Arturo Di Filippi, Offering Director, Smart Power & EMEA Business Product Development at Vertiv, discusses sustainability and the role of UPS Systems in data centers
Low-emissions sources are set to cover almost all the growth in global electricity demand in the next three years, the latest report from the International Energy Agency has found. This is great news for the sustainability agenda – not least in helping businesses across all industries accelerate their march towards net zero.
But it’s not all plain sailing in the world of renewables, as the transfer of generation from large fossil fuel power plants has left power networks less predictable and more susceptible to network faults. Indeed, many experts say that matching demand to available supply and building in greater system resilience for faults is the most prescient challenge for the new renewable-powered grid.
Data center providers are well placed to help balance grid services
Fortunately, data center providers are well placed to help balance grid services because of their use of uninterruptible power supply (UPS) systems, which help to maintain a continuous supply of power. UPS systems typically provide emergency power for a short time (five to 10 minutes) in cases when there are unexpected disruptions, such as mains power failure. They provide enough power for the IT load until the grid is online or additional grid generators kick in.
Let’s look at the challenges ahead and the energy management initiatives that can help overcome them.
Tackling imbalances in the grid
When mismatches in energy from grid-based generators and consumers occur, grid frequencies begin to change. Then, when supply rises above demand, the frequency rises, and vice versa. The greater the intermittency of energy supply with renewable inputs, the more often imbalances arise. Furthermore, traditional frequency regulation is too slow for today’s demands, where containment reserves must be able to increase or reduce electricity demand within milliseconds.
UPS systems include battery energy storage that could alleviate grid infrastructure constraints and offer equipment owners the potential to provide grid services and enable revenue generation, as well as cost savings on electricity use. These systems can also provide grid-balancing services by using one of the two types of energy devices; “behind the meter”, which refers to the power used on-site, on the energy user’s side of the meter, “In front of the meter”, provides electricity on the grid and utility side and is a different proposal, in not prioritizing the critical load. These services can be advantageous for any electrically powered critical asset that consumes electricity.
A whitepaper found “fast frequency” response (one of the components of active power to be adjusted within 500 milliseconds to one second) to be a potentially lucrative area of energy-balancing services for data centers. This also poses very little risk to the data center battery autonomy.
Smart grid-ready UPS
A survey by research group Omdia reports that smart grid-ready UPS deployment is likely to be prevalent in data centers within the next four years as operators look to develop demand-side response energy management strategies, stabilizing the grid energy supply as natural energy generation increases across the world.
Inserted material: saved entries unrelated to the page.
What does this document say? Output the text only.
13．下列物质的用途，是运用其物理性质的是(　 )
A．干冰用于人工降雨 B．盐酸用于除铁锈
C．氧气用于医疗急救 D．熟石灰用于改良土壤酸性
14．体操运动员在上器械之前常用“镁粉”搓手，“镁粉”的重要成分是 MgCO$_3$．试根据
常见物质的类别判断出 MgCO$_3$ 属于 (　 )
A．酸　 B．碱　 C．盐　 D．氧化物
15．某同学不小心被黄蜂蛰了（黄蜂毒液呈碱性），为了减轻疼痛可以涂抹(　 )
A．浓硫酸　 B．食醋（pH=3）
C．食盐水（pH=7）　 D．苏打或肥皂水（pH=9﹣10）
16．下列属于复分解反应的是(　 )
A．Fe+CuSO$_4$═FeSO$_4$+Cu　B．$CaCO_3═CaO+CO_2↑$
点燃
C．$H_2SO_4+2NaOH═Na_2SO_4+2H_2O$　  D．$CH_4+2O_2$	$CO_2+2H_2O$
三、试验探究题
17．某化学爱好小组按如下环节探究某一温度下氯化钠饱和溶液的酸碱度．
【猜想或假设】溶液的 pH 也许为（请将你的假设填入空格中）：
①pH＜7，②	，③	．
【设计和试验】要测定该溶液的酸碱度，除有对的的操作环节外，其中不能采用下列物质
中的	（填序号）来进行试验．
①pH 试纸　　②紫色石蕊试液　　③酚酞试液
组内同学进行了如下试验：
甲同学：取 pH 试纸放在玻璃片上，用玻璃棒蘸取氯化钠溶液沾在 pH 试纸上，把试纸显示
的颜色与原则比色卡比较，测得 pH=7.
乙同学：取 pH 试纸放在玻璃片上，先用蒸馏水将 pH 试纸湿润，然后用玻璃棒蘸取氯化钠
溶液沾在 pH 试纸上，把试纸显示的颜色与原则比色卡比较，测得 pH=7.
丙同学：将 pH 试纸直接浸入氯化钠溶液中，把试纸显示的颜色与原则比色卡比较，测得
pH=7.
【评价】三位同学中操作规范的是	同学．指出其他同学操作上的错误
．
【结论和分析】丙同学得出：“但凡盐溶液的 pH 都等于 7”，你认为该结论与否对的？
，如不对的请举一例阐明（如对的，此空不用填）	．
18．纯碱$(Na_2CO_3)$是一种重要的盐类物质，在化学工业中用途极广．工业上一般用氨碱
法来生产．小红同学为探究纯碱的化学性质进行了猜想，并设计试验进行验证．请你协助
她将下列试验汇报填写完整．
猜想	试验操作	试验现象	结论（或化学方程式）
As well as turbo-charging sustainability initiatives, grid-balancing services for UPS systems make financial sense as these units often stand without using their batteries for very long periods of time. 80% of Omdia’s survey respondents estimated that 10-50 per cent of the capacity of batteries in today’s data centers have excess power storage and can potentially be used to support the electricity grid. There are significant cost benefits too; the whitepaper states that one megawatt of battery support can earn a data center up to £85,000 (approximately) in revenue every year, or millions of GBP for a company with multiple megawatt data centers.
UPS systems have evolved to attain high efficiency with smaller footprints, as well as improved battery energy storage using new lithium-ion technology and remote monitoring systems. Incorporating technology to interact with the electric grid means data center operators can be smarter about the amount and timing of energy consumption. Taking this a step further, under the tariff-based schemes available in some regions, some data center operators are running grid-balancing projects using UPS technologies to lower electricity consumption during peak demand and earn money.
As the intermittency of renewables continues to pose a challenge to grid operators, smart assets like the UPS with grid support functionalities and backup power systems offer part of the solution to stabilizing the electricity grid. In this scenario, data centers have the potential to become valuable energy hubs for all industries and across geographies.